Based on grant data from eighty-seven DAF-sponsoring organizations — which allocated $74 billion in grants, or nearly three-quarters of all grant dollars awarded through DAFs during the five-year period — the report, Donor-Advised Funds: New Insights (47 pages, PDF), found that education nonprofits received 29 percent of DAF grant dollars. Religious organizations received 14 percent, followed by public society benefit (13 percent), human services (12 percent), arts (9 percent), health (9 percent), international affairs/development (7 percent), and animal welfare and environmental organizations (5 percent). By contrast, in Giving USA’s estimates of giving from all sources between 2014 and 2018, religious organizations received 31 percent of charitable dollars, while education nonprofits received 14 percent and arts groups received just 4 percent.
The study also found that total dollars awarded through DAFs nearly doubled from $9.9 billion in 2014 to $18.7 billion in 2018, with grant dollars from national DAF sponsors surging 110 percent, those from single-issue organizations increasing 77 percent, and those from community foundations growing 51 percent. Roughly three-fifths of grant dollars from community foundation DAFs supported local programs, and nearly a quarter of grant dollars not directed to local organizations went to education. According to the report, giving patterns of DAFs at national charities and community foundations look similar but the latter give less to religious institutions and more to animal welfare and environmental groups, health organizations, and human services providers.
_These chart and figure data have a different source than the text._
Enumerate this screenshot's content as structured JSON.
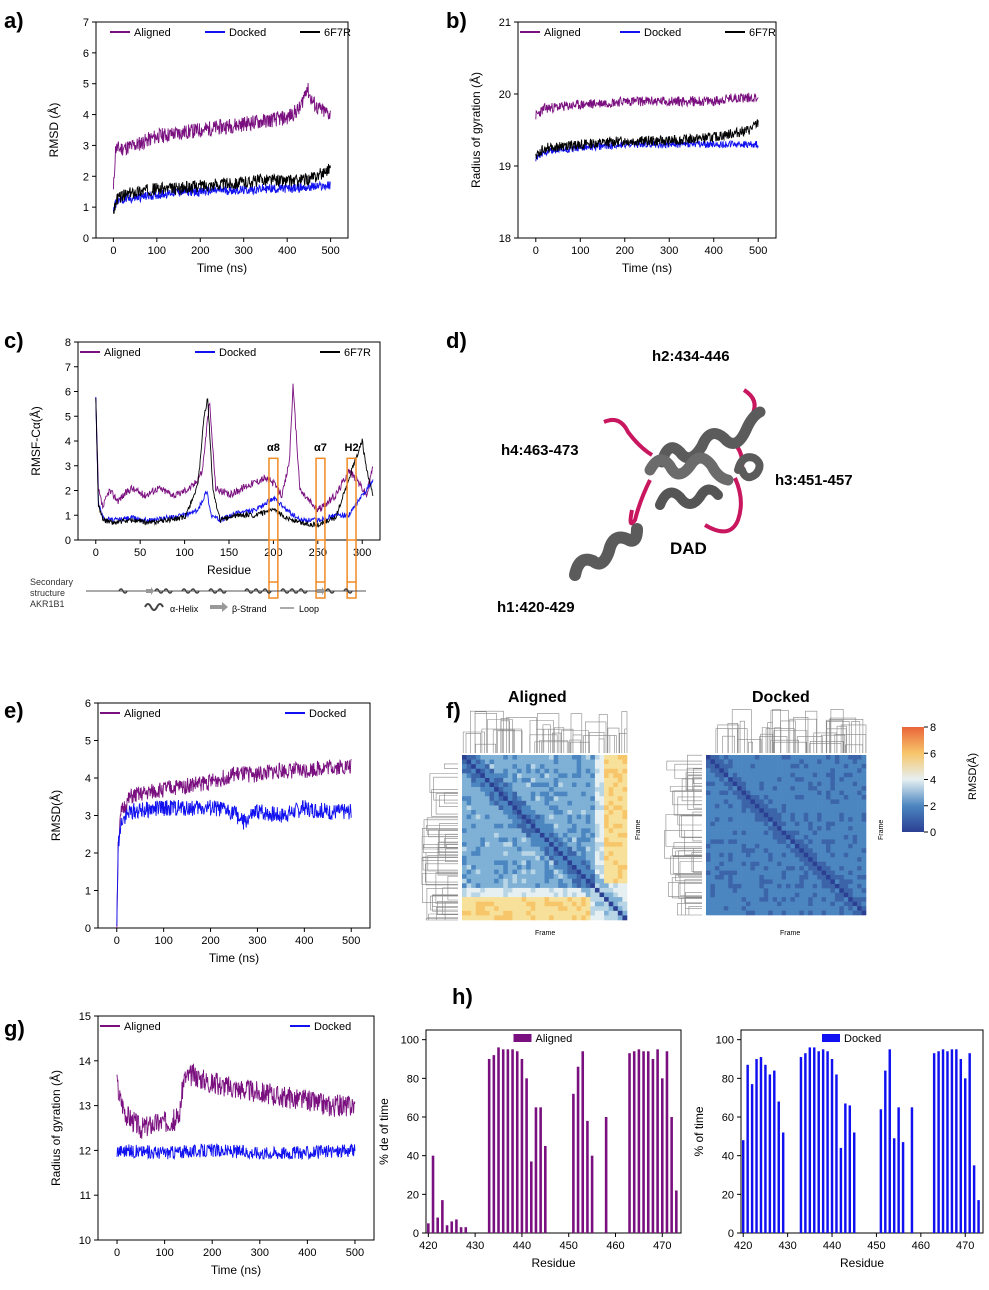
{
  "colors": {
    "aligned": "#7a0f7f",
    "docked": "#1010f0",
    "ref": "#000000",
    "highlight": "#f08a24",
    "helix": "#5b5b5b",
    "loop": "#c8175f"
  },
  "panel_labels": {
    "a": "a)",
    "b": "b)",
    "c": "c)",
    "d": "d)",
    "e": "e)",
    "f": "f)",
    "g": "g)",
    "h": "h)"
  },
  "panel_d": {
    "labels": [
      "h2:434-446",
      "h4:463-473",
      "h3:451-457",
      "DAD",
      "h1:420-429"
    ]
  },
  "panel_f": {
    "titles": [
      "Aligned",
      "Docked"
    ],
    "axis_label": "Frame",
    "colorbar_label": "RMSD(Å)",
    "colorbar_ticks": [
      "8",
      "6",
      "4",
      "2",
      "0"
    ]
  },
  "chart_data": [
    {
      "id": "a",
      "type": "line",
      "xlabel": "Time (ns)",
      "ylabel": "RMSD (Å)",
      "xlim": [
        -40,
        540
      ],
      "ylim": [
        0,
        7
      ],
      "xticks": [
        "0",
        "100",
        "200",
        "300",
        "400",
        "500"
      ],
      "yticks": [
        "0",
        "1",
        "2",
        "3",
        "4",
        "5",
        "6",
        "7"
      ],
      "legend": [
        "Aligned",
        "Docked",
        "6F7R"
      ],
      "series": [
        {
          "name": "Aligned",
          "color_key": "aligned",
          "noise": 0.25,
          "x": [
            0,
            5,
            20,
            50,
            100,
            150,
            200,
            250,
            300,
            350,
            400,
            430,
            445,
            455,
            470,
            500
          ],
          "y": [
            1.5,
            2.9,
            2.9,
            3.0,
            3.3,
            3.4,
            3.5,
            3.6,
            3.7,
            3.8,
            3.9,
            4.2,
            4.9,
            4.5,
            4.2,
            4.0
          ]
        },
        {
          "name": "Docked",
          "color_key": "docked",
          "noise": 0.15,
          "x": [
            0,
            10,
            50,
            100,
            150,
            200,
            250,
            300,
            350,
            400,
            450,
            500
          ],
          "y": [
            1.0,
            1.2,
            1.3,
            1.4,
            1.5,
            1.5,
            1.55,
            1.55,
            1.6,
            1.6,
            1.65,
            1.7
          ]
        },
        {
          "name": "6F7R",
          "color_key": "ref",
          "noise": 0.2,
          "x": [
            0,
            10,
            50,
            100,
            150,
            200,
            250,
            300,
            350,
            400,
            450,
            480,
            500
          ],
          "y": [
            0.9,
            1.3,
            1.5,
            1.6,
            1.6,
            1.7,
            1.75,
            1.8,
            1.9,
            1.85,
            1.9,
            2.1,
            2.3
          ]
        }
      ]
    },
    {
      "id": "b",
      "type": "line",
      "xlabel": "Time (ns)",
      "ylabel": "Radius of gyration (Å)",
      "xlim": [
        -40,
        540
      ],
      "ylim": [
        18,
        21
      ],
      "xticks": [
        "0",
        "100",
        "200",
        "300",
        "400",
        "500"
      ],
      "yticks": [
        "18",
        "19",
        "20",
        "21"
      ],
      "legend": [
        "Aligned",
        "Docked",
        "6F7R"
      ],
      "series": [
        {
          "name": "Aligned",
          "color_key": "aligned",
          "noise": 0.07,
          "x": [
            0,
            20,
            100,
            200,
            300,
            400,
            450,
            500
          ],
          "y": [
            19.7,
            19.8,
            19.85,
            19.9,
            19.9,
            19.9,
            19.95,
            19.95
          ]
        },
        {
          "name": "Docked",
          "color_key": "docked",
          "noise": 0.05,
          "x": [
            0,
            20,
            100,
            200,
            300,
            400,
            500
          ],
          "y": [
            19.1,
            19.2,
            19.25,
            19.3,
            19.3,
            19.3,
            19.3
          ]
        },
        {
          "name": "6F7R",
          "color_key": "ref",
          "noise": 0.07,
          "x": [
            0,
            20,
            100,
            200,
            300,
            400,
            480,
            500
          ],
          "y": [
            19.15,
            19.25,
            19.3,
            19.35,
            19.35,
            19.4,
            19.5,
            19.6
          ]
        }
      ]
    },
    {
      "id": "c",
      "type": "line",
      "xlabel": "Residue",
      "ylabel": "RMSF-Cα(Å)",
      "xlim": [
        -20,
        320
      ],
      "ylim": [
        0,
        8
      ],
      "xticks": [
        "0",
        "50",
        "100",
        "150",
        "200",
        "250",
        "300"
      ],
      "yticks": [
        "0",
        "1",
        "2",
        "3",
        "4",
        "5",
        "6",
        "7",
        "8"
      ],
      "legend": [
        "Aligned",
        "Docked",
        "6F7R"
      ],
      "highlights": [
        {
          "label": "α8",
          "x0": 195,
          "x1": 205
        },
        {
          "label": "α7",
          "x0": 248,
          "x1": 258
        },
        {
          "label": "H2",
          "x0": 283,
          "x1": 293
        }
      ],
      "secondary_structure": {
        "title": [
          "Secondary",
          "structure",
          "AKR1B1"
        ],
        "legend": [
          "α-Helix",
          "β-Strand",
          "Loop"
        ]
      },
      "series": [
        {
          "name": "Aligned",
          "color_key": "aligned",
          "noise": 0.15,
          "x": [
            0,
            3,
            8,
            15,
            25,
            40,
            55,
            70,
            90,
            110,
            120,
            128,
            135,
            150,
            170,
            190,
            200,
            210,
            218,
            222,
            230,
            250,
            270,
            285,
            295,
            305,
            312
          ],
          "y": [
            5.7,
            2.0,
            1.3,
            2.0,
            1.6,
            2.1,
            1.8,
            2.1,
            1.8,
            2.2,
            2.8,
            5.6,
            2.1,
            1.8,
            2.2,
            2.5,
            2.3,
            1.8,
            3.2,
            6.2,
            2.0,
            1.2,
            1.8,
            2.8,
            2.4,
            1.8,
            3.0
          ]
        },
        {
          "name": "Docked",
          "color_key": "docked",
          "noise": 0.1,
          "x": [
            0,
            3,
            8,
            20,
            40,
            60,
            80,
            100,
            115,
            125,
            130,
            140,
            160,
            180,
            200,
            215,
            230,
            250,
            270,
            285,
            300,
            312
          ],
          "y": [
            5.7,
            1.5,
            0.9,
            0.8,
            0.9,
            0.8,
            0.9,
            1.0,
            1.2,
            2.0,
            1.0,
            0.8,
            1.1,
            1.2,
            1.7,
            1.2,
            0.8,
            0.8,
            1.0,
            1.0,
            1.8,
            2.4
          ]
        },
        {
          "name": "6F7R",
          "color_key": "ref",
          "noise": 0.1,
          "x": [
            0,
            3,
            8,
            20,
            40,
            60,
            80,
            100,
            115,
            122,
            126,
            132,
            140,
            160,
            180,
            200,
            215,
            230,
            250,
            270,
            285,
            300,
            305,
            312
          ],
          "y": [
            5.7,
            1.4,
            0.8,
            0.7,
            0.8,
            0.7,
            0.8,
            0.9,
            2.2,
            5.0,
            5.7,
            2.0,
            0.8,
            1.0,
            1.0,
            1.2,
            0.9,
            0.7,
            0.6,
            0.9,
            2.5,
            4.0,
            2.8,
            1.8
          ]
        }
      ]
    },
    {
      "id": "e",
      "type": "line",
      "xlabel": "Time (ns)",
      "ylabel": "RMSD(Å)",
      "xlim": [
        -40,
        540
      ],
      "ylim": [
        0,
        6
      ],
      "xticks": [
        "0",
        "100",
        "200",
        "300",
        "400",
        "500"
      ],
      "yticks": [
        "0",
        "1",
        "2",
        "3",
        "4",
        "5",
        "6"
      ],
      "legend": [
        "Aligned",
        "Docked"
      ],
      "series": [
        {
          "name": "Aligned",
          "color_key": "aligned",
          "noise": 0.22,
          "x": [
            0,
            3,
            10,
            30,
            100,
            150,
            200,
            250,
            300,
            350,
            400,
            450,
            500
          ],
          "y": [
            0.0,
            2.3,
            3.1,
            3.5,
            3.7,
            3.8,
            3.9,
            4.1,
            4.1,
            4.2,
            4.2,
            4.3,
            4.3
          ]
        },
        {
          "name": "Docked",
          "color_key": "docked",
          "noise": 0.22,
          "x": [
            0,
            3,
            10,
            30,
            100,
            150,
            200,
            250,
            270,
            300,
            350,
            400,
            450,
            500
          ],
          "y": [
            0.0,
            2.2,
            2.9,
            3.1,
            3.2,
            3.2,
            3.2,
            3.1,
            2.8,
            3.1,
            3.0,
            3.2,
            3.1,
            3.1
          ]
        }
      ]
    },
    {
      "id": "g",
      "type": "line",
      "xlabel": "Time (ns)",
      "ylabel": "Radius of gyration (Å)",
      "xlim": [
        -40,
        540
      ],
      "ylim": [
        10,
        15
      ],
      "xticks": [
        "0",
        "100",
        "200",
        "300",
        "400",
        "500"
      ],
      "yticks": [
        "10",
        "11",
        "12",
        "13",
        "14",
        "15"
      ],
      "legend": [
        "Aligned",
        "Docked"
      ],
      "series": [
        {
          "name": "Aligned",
          "color_key": "aligned",
          "noise": 0.25,
          "x": [
            0,
            5,
            20,
            50,
            80,
            130,
            140,
            160,
            200,
            250,
            300,
            350,
            400,
            450,
            500
          ],
          "y": [
            13.5,
            13.2,
            12.8,
            12.5,
            12.6,
            12.7,
            13.6,
            13.7,
            13.5,
            13.4,
            13.3,
            13.2,
            13.1,
            13.0,
            13.0
          ]
        },
        {
          "name": "Docked",
          "color_key": "docked",
          "noise": 0.15,
          "x": [
            0,
            100,
            200,
            300,
            400,
            500
          ],
          "y": [
            12.0,
            11.95,
            12.0,
            11.95,
            11.95,
            12.0
          ]
        }
      ]
    },
    {
      "id": "h1",
      "type": "bar",
      "xlabel": "Residue",
      "ylabel": "% de of time",
      "legend": "Aligned",
      "color_key": "aligned",
      "xlim": [
        419.5,
        474
      ],
      "ylim": [
        0,
        105
      ],
      "xticks": [
        "420",
        "430",
        "440",
        "450",
        "460",
        "470"
      ],
      "yticks": [
        "0",
        "20",
        "40",
        "60",
        "80",
        "100"
      ],
      "categories": [
        420,
        421,
        422,
        423,
        424,
        425,
        426,
        427,
        428,
        429,
        430,
        431,
        432,
        433,
        434,
        435,
        436,
        437,
        438,
        439,
        440,
        441,
        442,
        443,
        444,
        445,
        446,
        447,
        448,
        449,
        450,
        451,
        452,
        453,
        454,
        455,
        456,
        457,
        458,
        459,
        460,
        461,
        462,
        463,
        464,
        465,
        466,
        467,
        468,
        469,
        470,
        471,
        472,
        473
      ],
      "values": [
        5,
        40,
        8,
        17,
        4,
        6,
        7,
        3,
        3,
        0,
        0,
        0,
        0,
        90,
        92,
        96,
        95,
        95,
        95,
        94,
        90,
        80,
        37,
        65,
        65,
        45,
        0,
        0,
        0,
        0,
        0,
        72,
        86,
        94,
        58,
        40,
        0,
        0,
        60,
        0,
        0,
        0,
        0,
        93,
        94,
        95,
        94,
        94,
        90,
        95,
        80,
        94,
        60,
        22
      ]
    },
    {
      "id": "h2",
      "type": "bar",
      "xlabel": "Residue",
      "ylabel": "% of time",
      "legend": "Docked",
      "color_key": "docked",
      "xlim": [
        419.5,
        474
      ],
      "ylim": [
        0,
        105
      ],
      "xticks": [
        "420",
        "430",
        "440",
        "450",
        "460",
        "470"
      ],
      "yticks": [
        "0",
        "20",
        "40",
        "60",
        "80",
        "100"
      ],
      "categories": [
        420,
        421,
        422,
        423,
        424,
        425,
        426,
        427,
        428,
        429,
        430,
        431,
        432,
        433,
        434,
        435,
        436,
        437,
        438,
        439,
        440,
        441,
        442,
        443,
        444,
        445,
        446,
        447,
        448,
        449,
        450,
        451,
        452,
        453,
        454,
        455,
        456,
        457,
        458,
        459,
        460,
        461,
        462,
        463,
        464,
        465,
        466,
        467,
        468,
        469,
        470,
        471,
        472,
        473
      ],
      "values": [
        48,
        87,
        77,
        90,
        91,
        87,
        82,
        84,
        68,
        52,
        0,
        0,
        0,
        91,
        93,
        96,
        96,
        94,
        95,
        94,
        90,
        82,
        44,
        67,
        66,
        52,
        0,
        0,
        0,
        0,
        0,
        64,
        84,
        95,
        49,
        65,
        47,
        0,
        65,
        0,
        0,
        0,
        0,
        93,
        94,
        95,
        94,
        95,
        95,
        90,
        80,
        93,
        35,
        17
      ]
    }
  ]
}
Single-issue charities have a distinct granting pattern that reflects their issue areas.
The Giving USA Foundation received additional support for the study from the Chicago Community Trust; the Cleveland, Columbus, and Hampton Roads Community foundations; Coastal Community Foundation of South Carolina; the Fidelity Charitable Trustees’ Initiative; Benefactor Group; the Curtis Group; and Grenzebach Glier and Associates.
“The data from 2020 clearly identify human services organizations, education, and public-society benefit organizations as the types of nonprofits that received the most grant dollars from donor-advised funds in the wake of the unprecedented events of that year,” said Una Osili, associate dean for research and international programs at the Lilly Family School of Philanthropy. “We will need more data to examine whether changes seen in this subset of data will be sustained once more DAF grant data from 2020 is available. It will be interesting to see whether these new trends hold in 2021 and beyond.”